Ailton Krenak, ativista indígena, se torna o primeiro indígena imortal da Academia Brasileira de Letras (ABL)

Em entrevista à Agência Brasil e Rádio Nacional, Krenak afirmou que a academia é voltada para a língua portuguesa, e admitir alguém como ele implica em lidar com mais de 200 línguas diferentes. Segundo ele, essa abertura para a multiplicidade de diálogos exigiria traduzir os textos para diversas línguas nativas.
O escritor também ressaltou o fato de que, historicamente, a ABL nunca se abriu para a diversidade das culturas dos povos originários, o que torna sua admissão ainda mais significativa. A surpresa foi comprovada pelo fato de Krenak não ter acompanhado a votação na sede da ABL, pois estava em um táxi quando recebeu a ligação do presidente da academia, Merval Pereira, com a notícia de sua eleição.
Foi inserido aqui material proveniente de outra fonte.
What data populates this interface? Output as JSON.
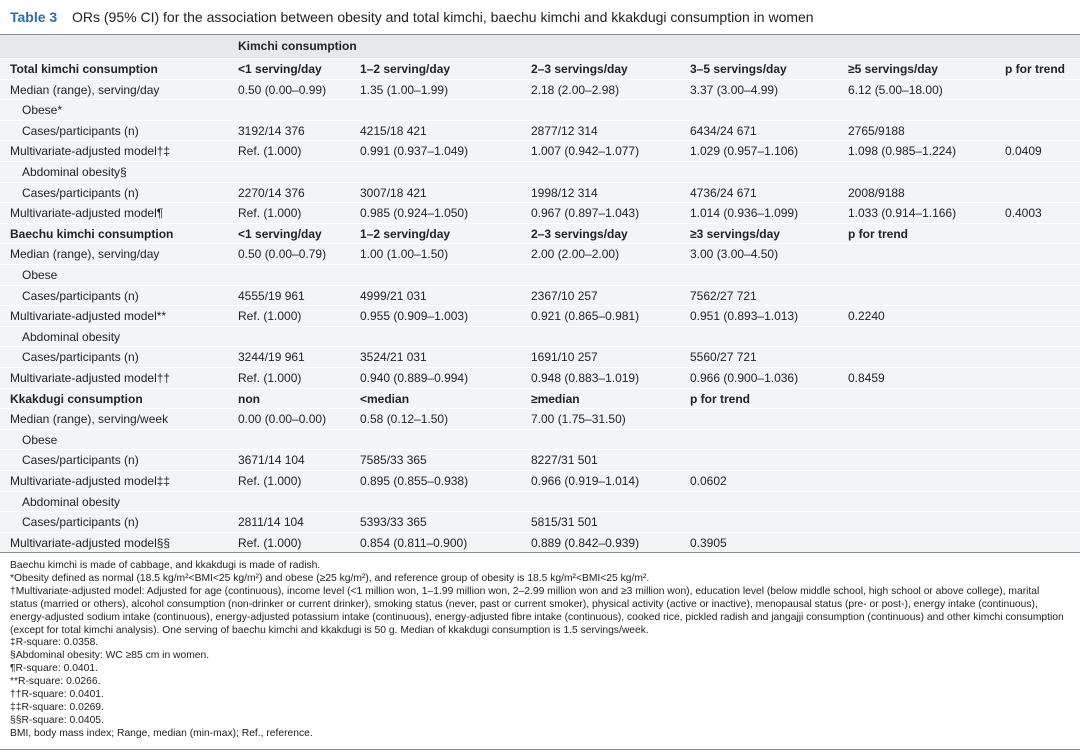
{
  "title": {
    "label": "Table 3",
    "text": "ORs (95% CI) for the association between obesity and total kimchi, baechu kimchi and kkakdugi consumption in women"
  },
  "table": {
    "group_header": "Kimchi consumption",
    "rows": [
      [
        "Total kimchi consumption",
        "<1 serving/day",
        "1–2 serving/day",
        "2–3 servings/day",
        "3–5 servings/day",
        "≥5 servings/day",
        "p for trend"
      ],
      [
        "Median (range), serving/day",
        "0.50 (0.00–0.99)",
        "1.35 (1.00–1.99)",
        "2.18 (2.00–2.98)",
        "3.37 (3.00–4.99)",
        "6.12 (5.00–18.00)"
      ],
      [
        "Obese*"
      ],
      [
        "Cases/participants (n)",
        "3192/14 376",
        "4215/18 421",
        "2877/12 314",
        "6434/24 671",
        "2765/9188"
      ],
      [
        "Multivariate-adjusted model†‡",
        "Ref. (1.000)",
        "0.991 (0.937–1.049)",
        "1.007 (0.942–1.077)",
        "1.029 (0.957–1.106)",
        "1.098 (0.985–1.224)",
        "0.0409"
      ],
      [
        "Abdominal obesity§"
      ],
      [
        "Cases/participants (n)",
        "2270/14 376",
        "3007/18 421",
        "1998/12 314",
        "4736/24 671",
        "2008/9188"
      ],
      [
        "Multivariate-adjusted model¶",
        "Ref. (1.000)",
        "0.985 (0.924–1.050)",
        "0.967 (0.897–1.043)",
        "1.014 (0.936–1.099)",
        "1.033 (0.914–1.166)",
        "0.4003"
      ],
      [
        "Baechu kimchi consumption",
        "<1 serving/day",
        "1–2 serving/day",
        "2–3 servings/day",
        "≥3 servings/day",
        "p for trend"
      ],
      [
        "Median (range), serving/day",
        "0.50 (0.00–0.79)",
        "1.00 (1.00–1.50)",
        "2.00 (2.00–2.00)",
        "3.00 (3.00–4.50)"
      ],
      [
        "Obese"
      ],
      [
        "Cases/participants (n)",
        "4555/19 961",
        "4999/21 031",
        "2367/10 257",
        "7562/27 721"
      ],
      [
        "Multivariate-adjusted model**",
        "Ref. (1.000)",
        "0.955 (0.909–1.003)",
        "0.921 (0.865–0.981)",
        "0.951 (0.893–1.013)",
        "0.2240"
      ],
      [
        "Abdominal obesity"
      ],
      [
        "Cases/participants (n)",
        "3244/19 961",
        "3524/21 031",
        "1691/10 257",
        "5560/27 721"
      ],
      [
        "Multivariate-adjusted model††",
        "Ref. (1.000)",
        "0.940 (0.889–0.994)",
        "0.948 (0.883–1.019)",
        "0.966 (0.900–1.036)",
        "0.8459"
      ],
      [
        "Kkakdugi consumption",
        "non",
        "<median",
        "≥median",
        "p for trend"
      ],
      [
        "Median (range), serving/week",
        "0.00 (0.00–0.00)",
        "0.58 (0.12–1.50)",
        "7.00 (1.75–31.50)"
      ],
      [
        "Obese"
      ],
      [
        "Cases/participants (n)",
        "3671/14 104",
        "7585/33 365",
        "8227/31 501"
      ],
      [
        "Multivariate-adjusted model‡‡",
        "Ref. (1.000)",
        "0.895 (0.855–0.938)",
        "0.966 (0.919–1.014)",
        "0.0602"
      ],
      [
        "Abdominal obesity"
      ],
      [
        "Cases/participants (n)",
        "2811/14 104",
        "5393/33 365",
        "5815/31 501"
      ],
      [
        "Multivariate-adjusted model§§",
        "Ref. (1.000)",
        "0.854 (0.811–0.900)",
        "0.889 (0.842–0.939)",
        "0.3905"
      ]
    ]
  },
  "footnotes": [
    "Baechu kimchi is made of cabbage, and kkakdugi is made of radish.",
    "*Obesity defined as normal (18.5 kg/m²<BMI<25 kg/m²) and obese (≥25 kg/m²), and reference group of obesity is 18.5 kg/m²<BMI<25 kg/m².",
    "†Multivariate-adjusted model: Adjusted for age (continuous), income level (<1 million won, 1–1.99 million won, 2–2.99 million won and ≥3 million won), education level (below middle school, high school or above college), marital status (married or others), alcohol consumption (non-drinker or current drinker), smoking status (never, past or current smoker), physical activity (active or inactive), menopausal status (pre- or post-), energy intake (continuous), energy-adjusted sodium intake (continuous), energy-adjusted potassium intake (continuous), energy-adjusted fibre intake (continuous), cooked rice, pickled radish and jangajji consumption (continuous) and other kimchi consumption (except for total kimchi analysis). One serving of baechu kimchi and kkakdugi is 50 g. Median of kkakdugi consumption is 1.5 servings/week.",
    "‡R-square: 0.0358.",
    "§Abdominal obesity: WC ≥85 cm in women.",
    "¶R-square: 0.0401.",
    "**R-square: 0.0266.",
    "††R-square: 0.0401.",
    "‡‡R-square: 0.0269.",
    "§§R-square: 0.0405.",
    "BMI, body mass index; Range, median (min-max); Ref., reference."
  ]
}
Natural de Itabirinha, na região do Vale do Rio Doce, Krenak avalia que a eleição para a ABL rompe uma tradição na instituição, que vigia o bom desenvolvimento da língua portuguesa. Ele lembrou que o Brasil é um país colonizado e, portanto, engloba várias etnias.
Além de escritor, Krenak também é ativista socioambiental e pelos direitos dos povos indígenas. Sua trajetória inclui um discurso proferido na Assembleia Constituinte, em 1987, em que criticou a postura anti-indígena nas discussões parlamentares. Na ocasião, ele pintou o rosto de preto em protesto. Desde então, tem sido uma voz ativa na defesa dos direitos indígenas à cultura e à terra.
A eleição de Krenak para a ABL se deu no dia em que a Constituição completou 35 anos. Ele considera a Constituição Cidadã fundamental para os povos originários e destaca o papel do Supremo Tribunal Federal (STF) na garantia dos direitos assegurados pela lei.
O novo imortal ressalta que não pretende deixar apenas uma mensagem, mas sim um exemplo para as gerações futuras. Ele destaca a importância de seu exemplo para jovens indígenas, crianças e seus netos, incentivando-os a escolherem o que querem fazer.
A trajetória de Krenak tem inspirado outros artistas indígenas, como a ativista e artista visual Daiara Tukano. Para ela, o acolhimento de Krenak pela ABL vai além da chegada do primeiro indígena a um grupo historicamente dominado por homens brancos. Ela destaca a força de sua produção literária, que carrega a oralidade e aborda questões como a não venda do amanhã e a ancestralidade.
Daiara defende a eleição de mais representantes de minorias para a ABL, como pensadores quilombolas e mulheres negras, para que a população brasileira possa se reconhecer na instituição.
A eleição desta semana na ABL contou com dois candidatos representantes de minorias. Além de Krenak, o também indígena Daniel Munduruku concorreu, ficando em terceiro lugar. A historiadora Mary Del Priore obteve a segunda maior votação.
A posse de Ailton Krenak na ABL ainda não está marcada, mas deverá ocorrer em 2024, segundo informações da própria instituição. Ele ocupará a cadeira número 5, que era anteriormente ocupada por José Murilo de Carvalho, falecido em agosto de 2023.